Get to about 100' cut loose and land.

That's the way I transitioned to squares. The thought process was learn to flare and land safely....later on jumps at altitude steering would just fall in place.

:lifter

PS....this was not my idea....but about 50 of us got trained this way.

John A. Larsen
06-28-2007, 21:52
Reaper, If you are refering to SFC Cliff Stickland, I was there for that too. Another Flintlock, the extraction mission was cancelled, then up drives the Aset. The Under, Under Sec Def is coming so the demo is back on. I still have photos of Cliff sitting in his suit just prior to lift off and you can see two "suits" in trenchcoats by the far tree line. Plane comes, Cliff lifts off and the line did not snag, so he dropped from several hundred feet, and died at the hospital. Ironically I just learned about 3 weeks ago what happened, the device that grabs the line is supposed to rotate to grab the line. Apparently this same plane had a problem in Africa shortly before with a 2 man lift. The device was corroded but the extra weight forced it to rotate. It did not rotate for Cliff. I was told the USAF said because the extraction is for Army personnel, the maintenance was an Army responsibliity. Not sure if that is correct, but what I was told. Seems like a good man died for the lack of a couple of squirts of WD40.

Snaquebite
06-29-2007, 06:19
I've got a set of pictures from an extraction our team did on Flintlock ??.Will try to locate, scan and post. I believe the pick-up was an Air Force guy IIRC.

one_shift_eight
01-20-2008, 17:45
what is a HAMO jump?

The Reaper
01-20-2008, 18:22
what is a HAMO jump?

Who are you?

Did you get a registration message and comply?

Have you read the stickies?

TR

Pete
01-20-2008, 20:31
I think one shift eight just volunteered to do a LANO

Pete

Team Sergeant
01-20-2008, 20:59
I think one shift eight just volunteered to do a LANO

Pete

LOL

one_shift_eight,

You'd better comply with "The Reapers" advice ASAP.

Team Sergeant

one_shift_eight
01-21-2008, 11:01
Ok I've made a thread and introductions and filled out my profile anything else?

Pete
01-21-2008, 11:04
Well, one shift eight, you didn't get to do a LANO but your PLF was OK.

brownapple
01-21-2008, 17:34
Reaper........quit messin' with my AF, man.......that ain't funny!!;)


As TR said, especially not when you've been in the trees.

A.P. Hill - USAF puts the entire 2d BN, 11th SFG into the pine trees on a Friday evening.
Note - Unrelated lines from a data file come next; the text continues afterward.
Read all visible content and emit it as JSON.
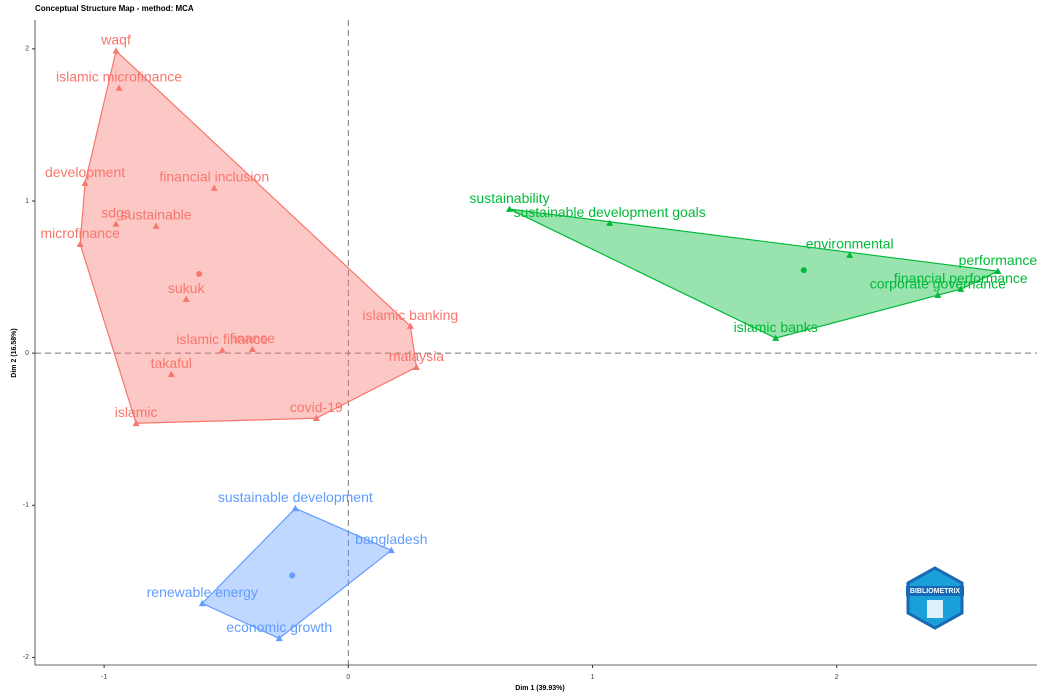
{
  "chart_data": {
    "type": "scatter",
    "title": "Conceptual Structure Map - method: MCA",
    "xlabel": "Dim 1 (39.93%)",
    "ylabel": "Dim 2 (16.58%)",
    "xlim": [
      -1.283,
      2.82
    ],
    "ylim": [
      -2.05,
      2.19
    ],
    "xticks": [
      -1,
      0,
      1,
      2
    ],
    "yticks": [
      -2,
      -1,
      0,
      1,
      2
    ],
    "logo": "BIBLIOMETRIX",
    "clusters": [
      {
        "color": "#F8766D",
        "labels": [
          "waqf",
          "islamic microfinance",
          "financial inclusion",
          "development",
          "sdgs",
          "sustainable",
          "microfinance",
          "sukuk",
          "islamic banking",
          "finance",
          "islamic finance",
          "malaysia",
          "takaful",
          "covid-19",
          "islamic"
        ],
        "x": [
          -0.951,
          -0.939,
          -0.549,
          -1.078,
          -0.951,
          -0.787,
          -1.098,
          -0.664,
          0.254,
          -0.393,
          -0.516,
          0.279,
          -0.725,
          -0.131,
          -0.869
        ],
        "y": [
          1.987,
          1.743,
          1.086,
          1.118,
          0.849,
          0.836,
          0.717,
          0.355,
          0.178,
          0.026,
          0.02,
          -0.092,
          -0.138,
          -0.428,
          -0.461
        ],
        "centroid": [
          -0.611,
          0.52
        ]
      },
      {
        "color": "#00BA38",
        "labels": [
          "sustainability",
          "sustainable development goals",
          "environmental",
          "performance",
          "financial performance",
          "corporate governance",
          "islamic banks"
        ],
        "x": [
          0.66,
          1.07,
          2.053,
          2.66,
          2.508,
          2.414,
          1.75
        ],
        "y": [
          0.947,
          0.855,
          0.645,
          0.539,
          0.421,
          0.382,
          0.099
        ],
        "centroid": [
          1.865,
          0.546
        ]
      },
      {
        "color": "#619CFF",
        "labels": [
          "sustainable development",
          "bangladesh",
          "renewable energy",
          "economic growth"
        ],
        "x": [
          -0.217,
          0.176,
          -0.598,
          -0.283
        ],
        "y": [
          -1.02,
          -1.296,
          -1.645,
          -1.875
        ],
        "centroid": [
          -0.23,
          -1.461
        ]
      }
    ]
  }
}
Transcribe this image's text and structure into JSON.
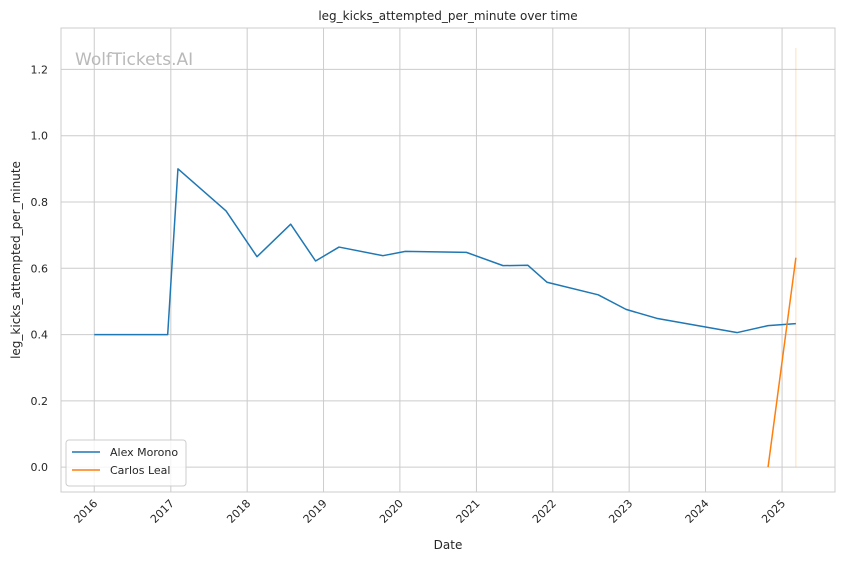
{
  "chart_data": {
    "type": "line",
    "title": "leg_kicks_attempted_per_minute over time",
    "xlabel": "Date",
    "ylabel": "leg_kicks_attempted_per_minute",
    "watermark": "WolfTickets.AI",
    "x_ticks": [
      "2016",
      "2017",
      "2018",
      "2019",
      "2020",
      "2021",
      "2022",
      "2023",
      "2024",
      "2025"
    ],
    "y_ticks": [
      "0.0",
      "0.2",
      "0.4",
      "0.6",
      "0.8",
      "1.0",
      "1.2"
    ],
    "xlim": [
      "2015-07-26",
      "2025-09-11"
    ],
    "ylim": [
      -0.075,
      1.325
    ],
    "grid": true,
    "legend_position": "lower-left",
    "series": [
      {
        "name": "Alex Morono",
        "color": "#1f77b4",
        "points": [
          [
            "2016-01-01",
            0.4
          ],
          [
            "2016-12-17",
            0.4
          ],
          [
            "2017-02-04",
            0.9
          ],
          [
            "2017-09-22",
            0.773
          ],
          [
            "2018-02-17",
            0.635
          ],
          [
            "2018-07-28",
            0.733
          ],
          [
            "2018-11-24",
            0.622
          ],
          [
            "2019-03-16",
            0.664
          ],
          [
            "2019-10-12",
            0.638
          ],
          [
            "2020-01-27",
            0.651
          ],
          [
            "2020-11-14",
            0.648
          ],
          [
            "2021-05-08",
            0.608
          ],
          [
            "2021-09-04",
            0.609
          ],
          [
            "2021-12-04",
            0.558
          ],
          [
            "2022-08-06",
            0.52
          ],
          [
            "2022-12-17",
            0.476
          ],
          [
            "2023-05-13",
            0.449
          ],
          [
            "2024-06-01",
            0.406
          ],
          [
            "2024-10-26",
            0.427
          ],
          [
            "2025-03-08",
            0.433
          ]
        ]
      },
      {
        "name": "Carlos Leal",
        "color": "#ff7f0e",
        "points": [
          [
            "2024-10-26",
            0.0
          ],
          [
            "2025-03-08",
            0.632
          ]
        ]
      }
    ],
    "highlight_lines": [
      {
        "x": "2025-03-08",
        "color": "#ff7f0e"
      }
    ]
  }
}
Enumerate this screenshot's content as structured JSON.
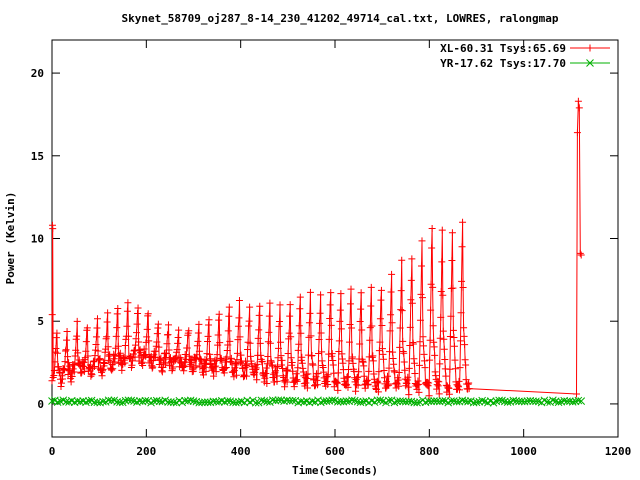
{
  "chart_data": {
    "type": "line",
    "title": "Skynet_58709_oj287_8-14_230_41202_49714_cal.txt, LOWRES, ralongmap",
    "xlabel": "Time(Seconds)",
    "ylabel": "Power (Kelvin)",
    "xlim": [
      0,
      1200
    ],
    "ylim": [
      -2,
      22
    ],
    "xticks": [
      0,
      200,
      400,
      600,
      800,
      1000,
      1200
    ],
    "yticks": [
      0,
      5,
      10,
      15,
      20
    ],
    "grid": false,
    "legend_position": "top-right",
    "series": [
      {
        "name": "XL-60.31 Tsys:65.69",
        "color": "#ff0000",
        "marker": "plus",
        "x_range": [
          0,
          1122
        ],
        "cycle_seconds": 21.5,
        "start_spike": 10.8,
        "end_spike": 18.3,
        "scan_peaks": [
          4.5,
          4.3,
          4.7,
          4.7,
          5.0,
          5.3,
          5.7,
          5.9,
          5.8,
          5.6,
          5.1,
          4.8,
          4.5,
          4.6,
          4.8,
          5.0,
          5.3,
          5.7,
          6.0,
          5.9,
          5.9,
          5.9,
          5.9,
          6.1,
          6.5,
          6.5,
          6.7,
          6.9,
          6.8,
          6.7,
          6.6,
          6.8,
          7.1,
          7.6,
          8.4,
          9.0,
          9.8,
          10.9,
          10.3,
          10.6,
          11.0
        ],
        "scan_baselines": [
          1.5,
          1.9,
          2.1,
          2.1,
          2.2,
          2.4,
          2.6,
          2.7,
          2.8,
          2.7,
          2.6,
          2.5,
          2.4,
          2.4,
          2.3,
          2.2,
          2.1,
          2.0,
          1.9,
          1.8,
          1.6,
          1.5,
          1.4,
          1.3,
          1.2,
          1.1,
          1.1,
          1.0,
          1.0,
          1.0,
          0.9,
          0.9,
          0.9,
          0.9,
          0.8,
          0.8,
          0.7,
          0.7,
          0.6,
          0.6,
          0.6
        ]
      },
      {
        "name": "YR-17.62 Tsys:17.70",
        "color": "#00b000",
        "marker": "cross",
        "x_range": [
          0,
          1122
        ],
        "level": 0.15,
        "noise": 0.08
      }
    ]
  }
}
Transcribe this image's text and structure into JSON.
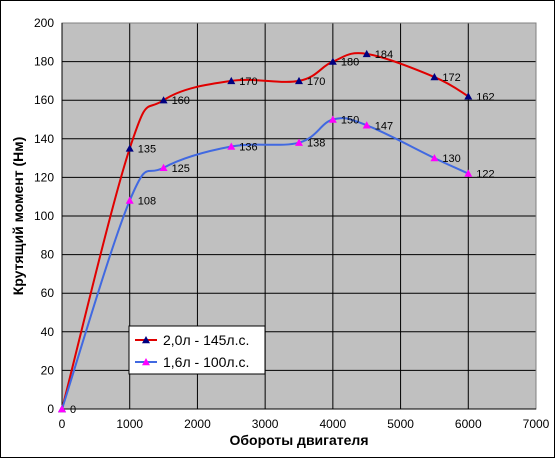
{
  "chart_data": {
    "type": "line",
    "xlabel": "Обороты двигателя",
    "ylabel": "Крутящий момент (Нм)",
    "xlim": [
      0,
      7000
    ],
    "ylim": [
      0,
      200
    ],
    "xticks": [
      0,
      1000,
      2000,
      3000,
      4000,
      5000,
      6000,
      7000
    ],
    "yticks": [
      0,
      20,
      40,
      60,
      80,
      100,
      120,
      140,
      160,
      180,
      200
    ],
    "grid": true,
    "legend_position": "bottom-left",
    "background_color": "#c0c0c0",
    "series": [
      {
        "name": "2,0л - 145л.с.",
        "color": "#e00000",
        "marker_color": "#000080",
        "marker": "triangle",
        "points": [
          {
            "x": 0,
            "y": 0,
            "label": "0"
          },
          {
            "x": 1000,
            "y": 135,
            "label": "135"
          },
          {
            "x": 1500,
            "y": 160,
            "label": "160"
          },
          {
            "x": 2500,
            "y": 170,
            "label": "170"
          },
          {
            "x": 3500,
            "y": 170,
            "label": "170"
          },
          {
            "x": 4000,
            "y": 180,
            "label": "180"
          },
          {
            "x": 4500,
            "y": 184,
            "label": "184"
          },
          {
            "x": 5500,
            "y": 172,
            "label": "172"
          },
          {
            "x": 6000,
            "y": 162,
            "label": "162"
          }
        ]
      },
      {
        "name": "1,6л - 100л.с.",
        "color": "#4169e1",
        "marker_color": "#ff00ff",
        "marker": "triangle",
        "points": [
          {
            "x": 0,
            "y": 0,
            "label": ""
          },
          {
            "x": 1000,
            "y": 108,
            "label": "108"
          },
          {
            "x": 1500,
            "y": 125,
            "label": "125"
          },
          {
            "x": 2500,
            "y": 136,
            "label": "136"
          },
          {
            "x": 3500,
            "y": 138,
            "label": "138"
          },
          {
            "x": 4000,
            "y": 150,
            "label": "150"
          },
          {
            "x": 4500,
            "y": 147,
            "label": "147"
          },
          {
            "x": 5500,
            "y": 130,
            "label": "130"
          },
          {
            "x": 6000,
            "y": 122,
            "label": "122"
          }
        ]
      }
    ]
  }
}
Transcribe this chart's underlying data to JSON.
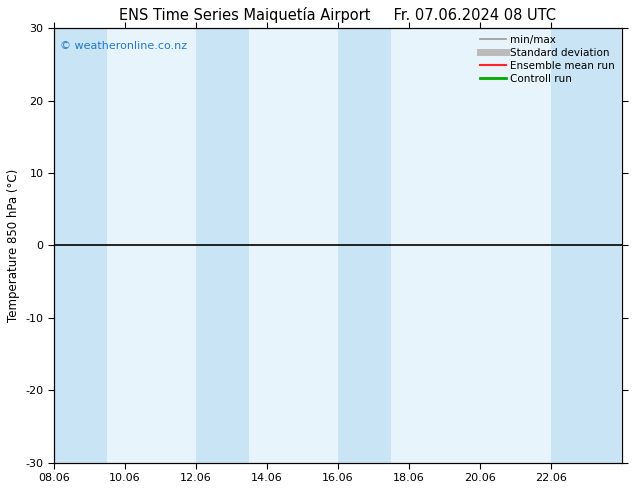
{
  "title": "ENS Time Series Maiquetía Airport     Fr. 07.06.2024 08 UTC",
  "ylabel": "Temperature 850 hPa (°C)",
  "ylim": [
    -30,
    30
  ],
  "yticks": [
    -30,
    -20,
    -10,
    0,
    10,
    20,
    30
  ],
  "xtick_labels": [
    "08.06",
    "10.06",
    "12.06",
    "14.06",
    "16.06",
    "18.06",
    "20.06",
    "22.06"
  ],
  "xtick_positions": [
    0,
    2,
    4,
    6,
    8,
    10,
    12,
    14
  ],
  "xlim": [
    0,
    16
  ],
  "watermark": "© weatheronline.co.nz",
  "bg_color": "#ffffff",
  "plot_bg_color": "#e8f4fb",
  "band_color": "#c8e4f5",
  "band_pairs": [
    [
      0,
      1.5
    ],
    [
      4,
      5.5
    ],
    [
      8.0,
      9.5
    ],
    [
      14,
      16
    ]
  ],
  "legend_items": [
    {
      "label": "min/max",
      "color": "#999999",
      "lw": 1.2,
      "marker": "|"
    },
    {
      "label": "Standard deviation",
      "color": "#bbbbbb",
      "lw": 5
    },
    {
      "label": "Ensemble mean run",
      "color": "#ff2222",
      "lw": 1.5
    },
    {
      "label": "Controll run",
      "color": "#00aa00",
      "lw": 2.0
    }
  ],
  "zero_line_color": "#000000",
  "title_fontsize": 10.5,
  "axis_fontsize": 8.5,
  "tick_fontsize": 8,
  "watermark_color": "#2277cc"
}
Didn't get all the chutes out, ever... took over 12 hours to get all the jumpers out of those trees.


White Mountains - USAF puts a team out of an MC130 at 700 feet (approx) when it was supposed to be a jump altitude of 1000. MC1-1B, heavy rucks. Four broken legs out of 11 jumpers.


Wright-Patterson AFB - USAF puts two ODAs onto a runway instead of the grass.


New River MCAS - USAF puts an ODA into an DZ that is 21 km from the correct DZ.


May not be funny, but it damn well seems true. :(

Sten
01-21-2008, 18:29
I bet the third letter in the acronym represents the condition that triggers the fourth letter.